Acabo de releer todo el párrafo anterior, y claro, encontré varias fallas que estuve a punto de corregir; pero hoy no…
Pues bien, estaba en la cuestión de castración antes de interrumpir esta divagación con otra. Al decir castrar supongo que me refiero a una amputación del placer, lo cual sería el hecho literal, por lo que a nivel simbólico escribir es la fuente de placer, la cual mutilo con mi exceso de crítica y afán de perfección.
¿Por qué ser perfecta? ¿Por qué ese afán? Al final mis caminos desembocan en ello, la sombra paterna. La búsqueda de aprobación a través de hacer lo correcto, o mejor dicho, lo esperado y deseado por alguien más. En donde yo claramente quedo anulada, así como toda posibilidad de ser espontánea. Incapaz de acceder placenteramente al ejercicio creativo. Bloqueo creativo. Incapacidad de crear libremente. Creo en base a lo que el otro espera o necesita, sin ese esquema me veo incapaz de crear.
En este punto dejaron de importarme los posibles errores del párrafo anterior, decidí no releerlo y centrarme en lo que escribo ahora, de hecho creo que ni siquiera estoy centrada en lo que estoy escribiendo; estoy centrada en las ideas. Las cuestiones técnicas comienzan a perder relevancia, aunque quisiera manejar con maestría la puntuación, darles el poder al punto y a la coma de orquestar el ritmo que genera la melodía de estas palabras. Y pese a este deseo brotan imágenes de sueños viejos, la voz que me dicta ha regresado, y no me tengo que esforzar como al principio.

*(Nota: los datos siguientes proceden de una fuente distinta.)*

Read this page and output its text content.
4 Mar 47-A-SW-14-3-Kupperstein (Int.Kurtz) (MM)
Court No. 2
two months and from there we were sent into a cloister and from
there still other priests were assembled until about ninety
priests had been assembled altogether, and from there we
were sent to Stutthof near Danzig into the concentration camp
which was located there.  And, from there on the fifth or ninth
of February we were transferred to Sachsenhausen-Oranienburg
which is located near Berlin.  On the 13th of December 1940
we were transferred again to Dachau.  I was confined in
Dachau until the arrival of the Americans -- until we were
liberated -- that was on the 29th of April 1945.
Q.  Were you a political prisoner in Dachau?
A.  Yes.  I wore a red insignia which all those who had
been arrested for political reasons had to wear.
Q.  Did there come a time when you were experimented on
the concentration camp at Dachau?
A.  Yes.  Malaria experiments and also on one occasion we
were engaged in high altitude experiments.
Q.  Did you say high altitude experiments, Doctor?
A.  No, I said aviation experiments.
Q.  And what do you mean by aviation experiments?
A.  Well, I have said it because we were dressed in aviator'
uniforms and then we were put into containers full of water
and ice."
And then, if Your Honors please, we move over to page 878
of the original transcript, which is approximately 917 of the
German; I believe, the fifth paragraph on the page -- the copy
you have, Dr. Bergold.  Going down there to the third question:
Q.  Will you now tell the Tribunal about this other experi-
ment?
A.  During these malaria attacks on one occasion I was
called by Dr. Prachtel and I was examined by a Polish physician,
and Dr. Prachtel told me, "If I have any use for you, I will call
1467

El sueño viejo. De esos recurrentes que se olvidan y se los recuerda al momento de volverlos a soñar. Voy a una tienda, es difícil llegar como en casi todos los objetivos de mis sueños, las calles parecen iguales y me pierdo con facilidad. Cuando por fin encuentro la tienda compro cosas a placer, antojos cotidianos y en turno. Puede ser desde mucho líquido, hasta elementos blandos y placenteros.
Componentes similares, placer, dificultad, sexualidad quizá. El quizá está de más.
La extenuante búsqueda de placer, es difícil acceder, y cuando se logra se accede en abundancia, pero medida, la culpa es el indicador de que ha sido demasiado, de que no es correcto. La culpa es la arquitecta de los laberintos que dificultan el encuentro con el placer. La culpa crea los pasadizos del inconsciente que anteceden la vasta red, la complejidad del ser humano. La culpa es la guardiana de algunos mundos internos. Su misión es proteger no sólo la información sino a quien contiene esa información.
Aunque pensándolo bien, va más allá de la culpa. La culpa sólo es un recurso de muchos para llevar a cabo todo este mecanismo, puede haber muchas maneras de lograrlo, y la culpa sólo es una de ellas.
El verdadero maestro es el inconsciente.